Our conversation with Bill Broyles yesterday, both at the hotel and at dinner, got me thinking again about walls. A wall, inherently, is built to separate people, countries and cultures. The rhetoric is usually based around security, as people will argue that they need to be able to regulate who comes into their state. This sounds somewhat reasonable on paper, until you research it and learn that in fact that walls, historically, have not been effective for security purposes. As this article from the NYT explains, the results of walls for this base purpose are mixed. The most famous wall in history, The Great Wall of China, was largely ineffective, as people simply went around it. The Berlin Wall is an example of a wall that was effective at its stated purpose to separate Communist East Germany from Democratic West Germany in the aftermath of WWII, but today it is an infamous historic symbol, as it inflicted great pain upon people and families, and is a black mark upon German history. When you read through the numerous historical examples, you start to realize that the main purpose of many of these walls was not security.

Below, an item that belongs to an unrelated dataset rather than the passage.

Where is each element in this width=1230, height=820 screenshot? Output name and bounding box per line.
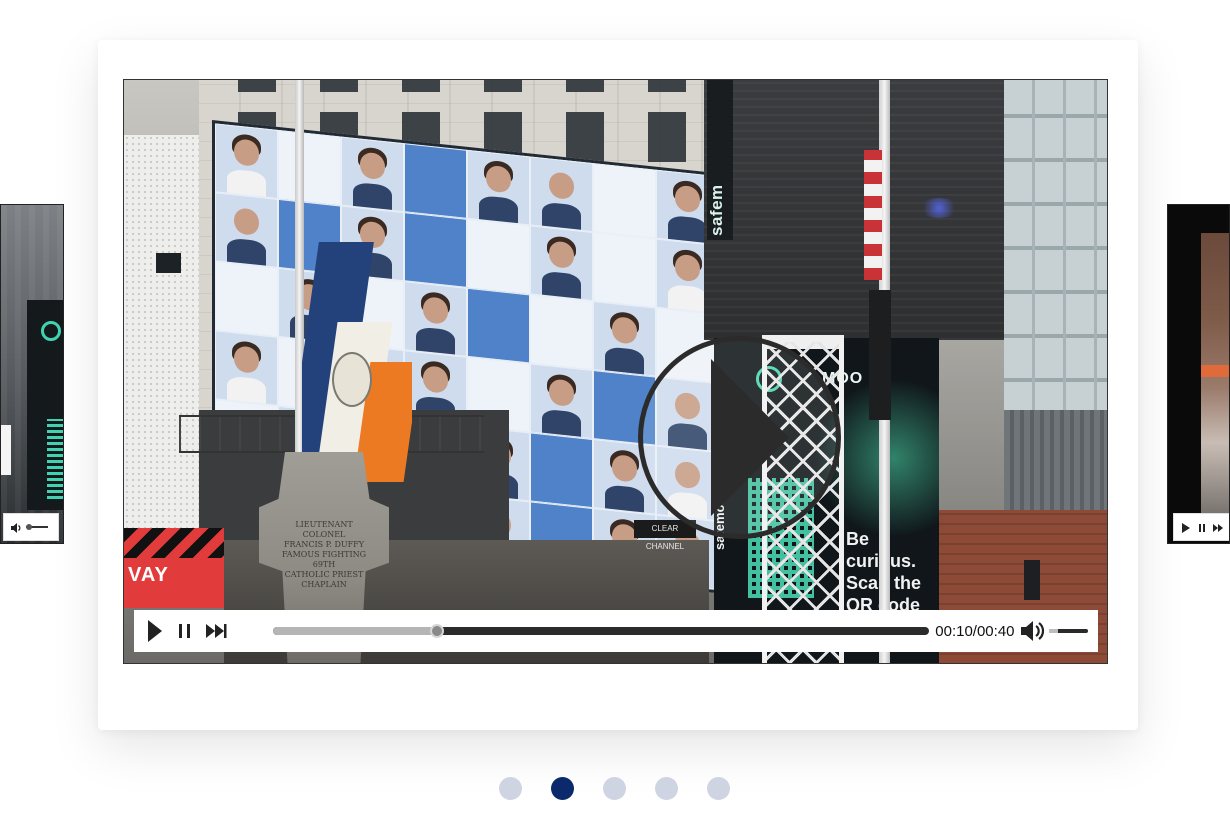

So if security is not the most common purpose of a wall, what is the true purpose of a wall? My theory is that a wall is more of a political symbol than it is a practical tool. It creates a physical separation that allows for people with nationalistic tendencies to feel safe, even if it does not actually increase their safety. In this way, it acts a lot like the TSA, as both perform “security theater” to give the illusion of increased security/effort without doing much to actually increase safety. We like to think that the extra steps created in the TSA security line or the extra regulations on what we can bring on planes make us safer, but all of this extra hassle does little to make us safer. In a similar vein, building a wall will do little to make us safer, but will make some people feel safer. Meanwhile, other people, such as Tohono O’odham will suffer the consequences, as it will be even more difficult for the American side to remain connected to the Mexican side of the nation. It is also just flat out insulting to people such as the Tohono O’odham, as the American government once again will be essentially telling them that they do not care about their way of life or their rights as the original shepherds of the land.
I, too, have been thinking about borders lately as they seem to have become quite a bit more than just markers of the boundaries between certain nations. Sometimes I wonder what the point of borders, and thus walls, is at all because they act to restrict people’s mobility as they seek different opportunities and to explore other cultures. Obviously, getting rid of borders is unreasonable, and a very simplistic, idealistic thought, but I know that I, and others, would like to be able to live in any country I choose without governmental restriction. But, alas, security issues and all that.